İstanbul Yarımadası’nın Marmara, Boğaziçi ve Haliç’in buluştukları yere uzanan ilk platosu üzerinde bulunan Topkapı Sarayı Osmanlı hanedanının ve imparatorluk tarihinin simgesel ve fiziksel en büyük verisidir. Saray arka arkaya dizilmiş dört ana avlu etrafında şekillenen yapılar topluluğundan oluşmaktadır. Saray-ı Hümayun, Saray-ı Cedide-i Amire, Yeni Saray olarak da anılmaktadır.
Divan veya Adalet Meydanı olarak da bilinen ikinci avluda yer alan saray mutfakları, Marmara’dan bakışta Topkapı Sarayı’nın en görkemli öğelerinden birini oluşturur. Matbah-ı Amire ismiyle anılmaktaydı. Arapça’da “matbah” “”pişirme işleminin yapıldığı yer”” anlamına, “amire” ise devlete ait bir sıfatı belirlerdi.
Bugünkü mutfaklar, 15. yüzyılda Fatih döneminde yapılan mutfakların yerine, 1574 yılında geçirmiş olduğu yangın sonrasında, yine 16. yüzyılda Mimar Sinan tarafından büyütülerek yeniden inşa edilmişlerdir. Yapı içinde padişahın, valide sultanın, kızlarağası ve hasekilerin, cariyelerin ve diğer hizmetlilerin, kendilerine verilen yemek programının farklı olması sebebiyle ayrı mutfakları bulunmaktaydı. Helvahane, şerbethane/reçelhane, mutfak ana mekânı, aşçılar mescidi, yağhane, kiler ve aşçılar koğuşu yapının diğer mekânlarıdır. Asıl mutfak kapısı Divan Avlusu’na açılmakta, harem tarafında helvahane kapısı, güneyde ise aşağı mutfak da denilen kiler kapısı bulunmaktaydı. Çalışanların koğuşları ve kilerler aynı yol üzerinde, mutfakların karşısındaydı.
Zamanında saraya ve hareme hizmet etmiş olan mutfaklar, aynı zamanda maaşlarını almaya gelen askerlere, saray civarında yaşayan fakirlere de yemek vermekteydi. Günde ortalama üç bin kişiye yemek hazırlayan mutfak, özel durumlarda on bin kişiye kadar yemek çıkarabilmekteydi.
İkinci avlunun yan tarafında, ince uzun bir iç avlunun üç yanına yerleştirilmiş mutfaklar, toplamda 175 m. uzunluğunda, 30 m. eninde olan on modüler üniteden oluşur.
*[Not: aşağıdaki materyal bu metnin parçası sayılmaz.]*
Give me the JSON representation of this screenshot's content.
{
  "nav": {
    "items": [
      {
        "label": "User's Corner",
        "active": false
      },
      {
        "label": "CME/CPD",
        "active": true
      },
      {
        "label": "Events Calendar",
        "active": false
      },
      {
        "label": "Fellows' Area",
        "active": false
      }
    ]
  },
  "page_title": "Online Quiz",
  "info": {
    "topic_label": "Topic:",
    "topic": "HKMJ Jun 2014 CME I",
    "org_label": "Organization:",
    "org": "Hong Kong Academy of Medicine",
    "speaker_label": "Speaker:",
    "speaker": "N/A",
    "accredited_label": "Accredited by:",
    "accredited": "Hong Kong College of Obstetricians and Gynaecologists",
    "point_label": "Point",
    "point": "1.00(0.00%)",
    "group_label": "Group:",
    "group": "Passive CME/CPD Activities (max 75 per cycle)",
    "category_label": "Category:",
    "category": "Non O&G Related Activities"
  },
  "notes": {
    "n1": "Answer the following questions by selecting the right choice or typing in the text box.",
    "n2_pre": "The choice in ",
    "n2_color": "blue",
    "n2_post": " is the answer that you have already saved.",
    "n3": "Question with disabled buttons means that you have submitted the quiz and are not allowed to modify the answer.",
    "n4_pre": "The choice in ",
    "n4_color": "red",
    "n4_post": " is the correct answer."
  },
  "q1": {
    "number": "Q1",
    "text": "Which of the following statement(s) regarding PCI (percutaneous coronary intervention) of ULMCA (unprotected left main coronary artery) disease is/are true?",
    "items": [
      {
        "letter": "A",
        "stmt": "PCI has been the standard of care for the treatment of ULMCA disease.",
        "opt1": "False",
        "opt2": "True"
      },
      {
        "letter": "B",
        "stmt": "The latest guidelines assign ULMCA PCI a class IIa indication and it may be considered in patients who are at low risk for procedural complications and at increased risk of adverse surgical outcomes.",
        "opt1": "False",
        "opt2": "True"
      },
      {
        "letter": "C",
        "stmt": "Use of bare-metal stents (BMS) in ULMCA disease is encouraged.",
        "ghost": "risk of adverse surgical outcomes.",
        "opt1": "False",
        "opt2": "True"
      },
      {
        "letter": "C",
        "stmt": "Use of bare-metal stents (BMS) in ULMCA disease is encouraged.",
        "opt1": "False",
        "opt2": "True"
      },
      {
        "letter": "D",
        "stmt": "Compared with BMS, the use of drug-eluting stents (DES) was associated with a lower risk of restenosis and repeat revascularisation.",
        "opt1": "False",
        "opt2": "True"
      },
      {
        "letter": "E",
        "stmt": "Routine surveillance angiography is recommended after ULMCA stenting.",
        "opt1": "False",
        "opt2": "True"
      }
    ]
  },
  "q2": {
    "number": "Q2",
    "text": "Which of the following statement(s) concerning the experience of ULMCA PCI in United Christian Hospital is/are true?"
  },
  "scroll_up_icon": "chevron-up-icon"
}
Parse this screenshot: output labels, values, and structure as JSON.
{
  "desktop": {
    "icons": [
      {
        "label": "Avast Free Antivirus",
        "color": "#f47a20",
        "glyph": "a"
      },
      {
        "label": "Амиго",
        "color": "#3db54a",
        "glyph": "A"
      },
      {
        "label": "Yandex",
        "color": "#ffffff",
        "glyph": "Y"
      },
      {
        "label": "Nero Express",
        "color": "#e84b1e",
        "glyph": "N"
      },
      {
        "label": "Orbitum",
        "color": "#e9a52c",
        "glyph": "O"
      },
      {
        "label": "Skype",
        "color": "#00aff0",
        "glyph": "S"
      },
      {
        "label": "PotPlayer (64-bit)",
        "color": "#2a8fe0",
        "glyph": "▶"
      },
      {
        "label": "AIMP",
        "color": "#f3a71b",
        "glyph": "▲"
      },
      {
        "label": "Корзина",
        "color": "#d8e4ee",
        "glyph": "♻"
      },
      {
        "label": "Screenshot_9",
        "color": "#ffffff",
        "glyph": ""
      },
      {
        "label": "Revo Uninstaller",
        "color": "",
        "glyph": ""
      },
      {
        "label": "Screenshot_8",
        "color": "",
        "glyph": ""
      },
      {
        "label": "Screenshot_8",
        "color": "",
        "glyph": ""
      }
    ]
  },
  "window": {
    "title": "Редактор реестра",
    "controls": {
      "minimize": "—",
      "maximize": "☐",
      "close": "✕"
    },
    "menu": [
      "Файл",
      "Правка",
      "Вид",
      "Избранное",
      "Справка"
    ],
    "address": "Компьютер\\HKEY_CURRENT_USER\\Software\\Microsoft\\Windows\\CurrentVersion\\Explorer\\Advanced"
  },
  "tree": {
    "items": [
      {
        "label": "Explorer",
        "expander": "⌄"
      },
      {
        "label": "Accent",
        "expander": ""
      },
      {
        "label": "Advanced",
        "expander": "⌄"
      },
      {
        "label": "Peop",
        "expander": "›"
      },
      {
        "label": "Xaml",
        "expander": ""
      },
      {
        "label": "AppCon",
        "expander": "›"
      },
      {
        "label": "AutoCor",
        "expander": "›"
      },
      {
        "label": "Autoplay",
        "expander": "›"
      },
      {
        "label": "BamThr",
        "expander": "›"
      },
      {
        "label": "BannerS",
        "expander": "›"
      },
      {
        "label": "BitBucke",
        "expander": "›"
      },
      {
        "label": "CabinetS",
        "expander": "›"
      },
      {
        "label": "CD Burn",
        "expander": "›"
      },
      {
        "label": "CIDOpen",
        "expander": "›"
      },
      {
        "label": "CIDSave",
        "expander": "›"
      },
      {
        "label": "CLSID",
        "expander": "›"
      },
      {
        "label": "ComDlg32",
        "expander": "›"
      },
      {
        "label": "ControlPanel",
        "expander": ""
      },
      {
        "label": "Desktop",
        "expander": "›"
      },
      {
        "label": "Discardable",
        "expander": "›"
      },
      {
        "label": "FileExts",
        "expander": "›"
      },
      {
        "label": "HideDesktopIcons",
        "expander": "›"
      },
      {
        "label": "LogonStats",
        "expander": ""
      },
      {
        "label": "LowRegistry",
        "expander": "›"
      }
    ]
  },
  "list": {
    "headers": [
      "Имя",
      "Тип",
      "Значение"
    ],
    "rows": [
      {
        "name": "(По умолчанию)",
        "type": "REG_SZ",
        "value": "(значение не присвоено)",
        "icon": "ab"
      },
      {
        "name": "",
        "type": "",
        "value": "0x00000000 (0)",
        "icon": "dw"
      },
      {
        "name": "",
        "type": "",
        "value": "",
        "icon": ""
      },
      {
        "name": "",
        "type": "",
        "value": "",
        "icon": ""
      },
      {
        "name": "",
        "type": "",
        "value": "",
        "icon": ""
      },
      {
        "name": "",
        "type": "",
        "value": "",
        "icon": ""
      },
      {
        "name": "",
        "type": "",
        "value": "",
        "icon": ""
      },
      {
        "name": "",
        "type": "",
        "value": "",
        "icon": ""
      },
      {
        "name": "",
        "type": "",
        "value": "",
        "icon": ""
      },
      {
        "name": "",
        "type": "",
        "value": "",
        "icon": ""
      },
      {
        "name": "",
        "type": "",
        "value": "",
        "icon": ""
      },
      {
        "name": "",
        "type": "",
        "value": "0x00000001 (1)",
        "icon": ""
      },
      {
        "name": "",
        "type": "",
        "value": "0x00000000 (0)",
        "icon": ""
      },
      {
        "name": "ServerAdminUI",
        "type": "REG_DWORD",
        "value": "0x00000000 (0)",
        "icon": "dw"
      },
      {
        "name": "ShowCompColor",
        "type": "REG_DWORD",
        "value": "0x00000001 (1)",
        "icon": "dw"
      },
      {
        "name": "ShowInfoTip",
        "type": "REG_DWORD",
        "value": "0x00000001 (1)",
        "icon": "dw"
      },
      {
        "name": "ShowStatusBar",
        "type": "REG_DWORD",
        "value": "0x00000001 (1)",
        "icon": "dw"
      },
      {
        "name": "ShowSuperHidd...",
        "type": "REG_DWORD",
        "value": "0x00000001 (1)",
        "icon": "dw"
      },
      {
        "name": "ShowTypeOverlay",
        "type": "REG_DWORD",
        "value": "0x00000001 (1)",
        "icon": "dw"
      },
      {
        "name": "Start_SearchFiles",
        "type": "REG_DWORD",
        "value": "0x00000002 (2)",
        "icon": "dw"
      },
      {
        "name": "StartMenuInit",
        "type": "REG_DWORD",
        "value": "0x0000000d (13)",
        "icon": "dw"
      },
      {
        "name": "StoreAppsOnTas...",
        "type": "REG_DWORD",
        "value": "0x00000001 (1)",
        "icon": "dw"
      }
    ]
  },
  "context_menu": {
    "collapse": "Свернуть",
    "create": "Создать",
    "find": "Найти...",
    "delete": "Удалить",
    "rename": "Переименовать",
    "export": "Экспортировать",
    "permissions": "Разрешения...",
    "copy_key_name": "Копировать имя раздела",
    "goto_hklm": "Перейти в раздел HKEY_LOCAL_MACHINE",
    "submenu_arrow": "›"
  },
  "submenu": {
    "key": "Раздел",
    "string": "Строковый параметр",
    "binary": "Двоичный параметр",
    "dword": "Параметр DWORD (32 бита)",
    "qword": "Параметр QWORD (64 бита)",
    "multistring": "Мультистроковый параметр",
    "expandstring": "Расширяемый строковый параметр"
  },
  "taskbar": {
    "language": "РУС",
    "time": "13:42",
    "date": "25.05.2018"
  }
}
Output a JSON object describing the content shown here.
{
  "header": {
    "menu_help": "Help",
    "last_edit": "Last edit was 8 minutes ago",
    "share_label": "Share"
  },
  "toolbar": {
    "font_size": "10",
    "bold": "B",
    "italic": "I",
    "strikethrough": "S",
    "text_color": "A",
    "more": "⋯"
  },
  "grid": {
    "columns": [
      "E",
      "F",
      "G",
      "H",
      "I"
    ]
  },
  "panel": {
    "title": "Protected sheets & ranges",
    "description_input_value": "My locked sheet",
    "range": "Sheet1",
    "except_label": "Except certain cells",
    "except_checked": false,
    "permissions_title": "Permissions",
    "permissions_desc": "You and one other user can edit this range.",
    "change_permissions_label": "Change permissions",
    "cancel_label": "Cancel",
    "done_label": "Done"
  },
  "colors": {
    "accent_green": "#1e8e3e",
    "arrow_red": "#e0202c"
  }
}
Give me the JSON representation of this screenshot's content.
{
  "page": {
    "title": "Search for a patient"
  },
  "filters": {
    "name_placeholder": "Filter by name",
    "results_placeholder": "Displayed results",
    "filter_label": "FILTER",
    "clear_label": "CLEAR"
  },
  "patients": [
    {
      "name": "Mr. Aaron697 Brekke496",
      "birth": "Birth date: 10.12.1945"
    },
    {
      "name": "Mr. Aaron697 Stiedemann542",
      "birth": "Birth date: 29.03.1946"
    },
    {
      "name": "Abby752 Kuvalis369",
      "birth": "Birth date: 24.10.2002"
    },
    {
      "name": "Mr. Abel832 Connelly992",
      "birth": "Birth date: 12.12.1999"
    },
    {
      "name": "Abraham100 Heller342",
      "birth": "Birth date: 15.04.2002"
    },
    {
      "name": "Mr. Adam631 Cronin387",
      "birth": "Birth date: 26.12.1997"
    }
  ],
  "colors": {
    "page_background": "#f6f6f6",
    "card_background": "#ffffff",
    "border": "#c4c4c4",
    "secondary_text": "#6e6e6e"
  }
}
Her ünitenin, ortalama 8 m. genişliğinde kubbeli bir oda ve ondan büyük bir kemerle ayrılan ve ortalama 5 X 8 m. büyüklüğünde olan ve yüksek tonozla örtülen iki hacmi bulunur. On bloğunun, güneydeki iki tanesinin, yapı konstrüksiyonunun farkları göz önünde bulundurulduğunda, Sinan’dan sonraki bir dönemde eklenmiş olduğu düşünülmektedir.
Endüstriyel yapı kurgusuyla mimarlık tarihinde önemli bir yeri olan ve sarayın yemek kültürü hakkında önemli ipuçları veren Topkapı Sarayı mutfakları günümüzde saray yemek kültürünü anlatan bir müze ve saray arşivi olarak hizmet vermektedir.